Pirna. Eine Mitteilung im Pirnaer Anzeiger ermunterte die Bürger der Stadt in diesem Frühjahr, zur 500. Wiederkehr der Reformation eine Tradition fortzusetzen und „Lutherbäume“ zu pflanzen. Oder das Pflanzen solcher Bäume mit einer Spende zu unterstützen. In diesem Jahr wird der Theologe und Reformator Dr. Martin Luther (1483–1546) landauf und landab, nicht nur von protestantischen Christen, geehrt.

Die Luthereichen von Pirna

Die im Jahr 1817 gepflanzte Luthereiche „Am Wasserwerk“.
Die im Jahr 1817 gepflanzte Luthereiche „Am Wasserwerk“.
Das sanierte Sühnekreuz im Kreuzgarten von Pirna.
Das sanierte Sühnekreuz im Kreuzgarten von Pirna.
Da war der Kreuzgarten noch gepflegt: Blick von den Anlagen über die Stadt in Richtung Elbe.
Da war der Kreuzgarten noch gepflegt: Blick von den Anlagen über die Stadt in Richtung Elbe.
So sah die 1889 vom Verschönerungsverein errichtete Treppenanlage im Kreuzgarten im Jahr 1902 aus.
So sah die 1889 vom Verschönerungsverein errichtete Treppenanlage im Kreuzgarten im Jahr 1902 aus.
Das Pirnaer Messtischblatt von 1915 zeigt den Standort der „König-Albert-Eiche“ in der Viehleite.
Das Pirnaer Messtischblatt von 1915 zeigt den Standort der „König-Albert-Eiche“ in der Viehleite.

Das Setzen von Eichen wird in Pirna anlässlich von Jubiläumsfeiern seit Jahrhunderten praktiziert, nicht nur für Martin Luther.
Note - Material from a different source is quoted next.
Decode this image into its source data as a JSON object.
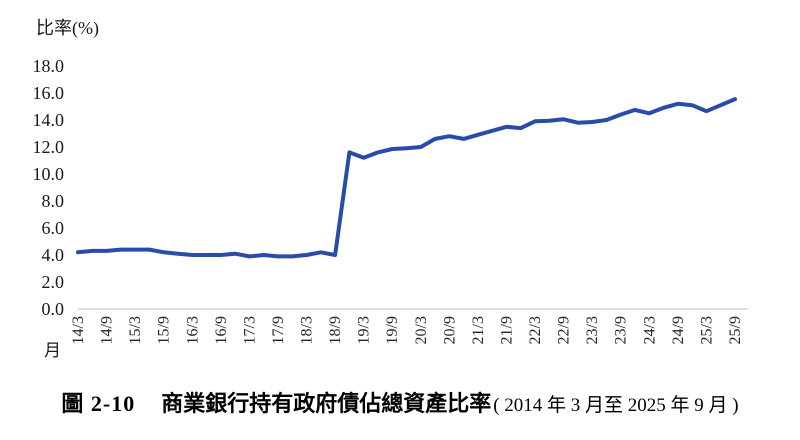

Meist pflanzte man sie an geschichts-
trächtige Orte der Stadt. Die Geschichte einiger dieser Eichen ist, obwohl sie zum Stadtbild gehören, schlichtweg wieder vergessen worden. Das ist schade, könnte man doch in diesem Zusammenhang die noch vorhandenen Eichen als Naturflächendenkmale nicht nur auflisten, sondern auch den Anlass ihres Setzens vor Ort beschreiben. Damit würde eine spezifische und lange Kulturtradition der Stadtgeschichte fortgesetzt.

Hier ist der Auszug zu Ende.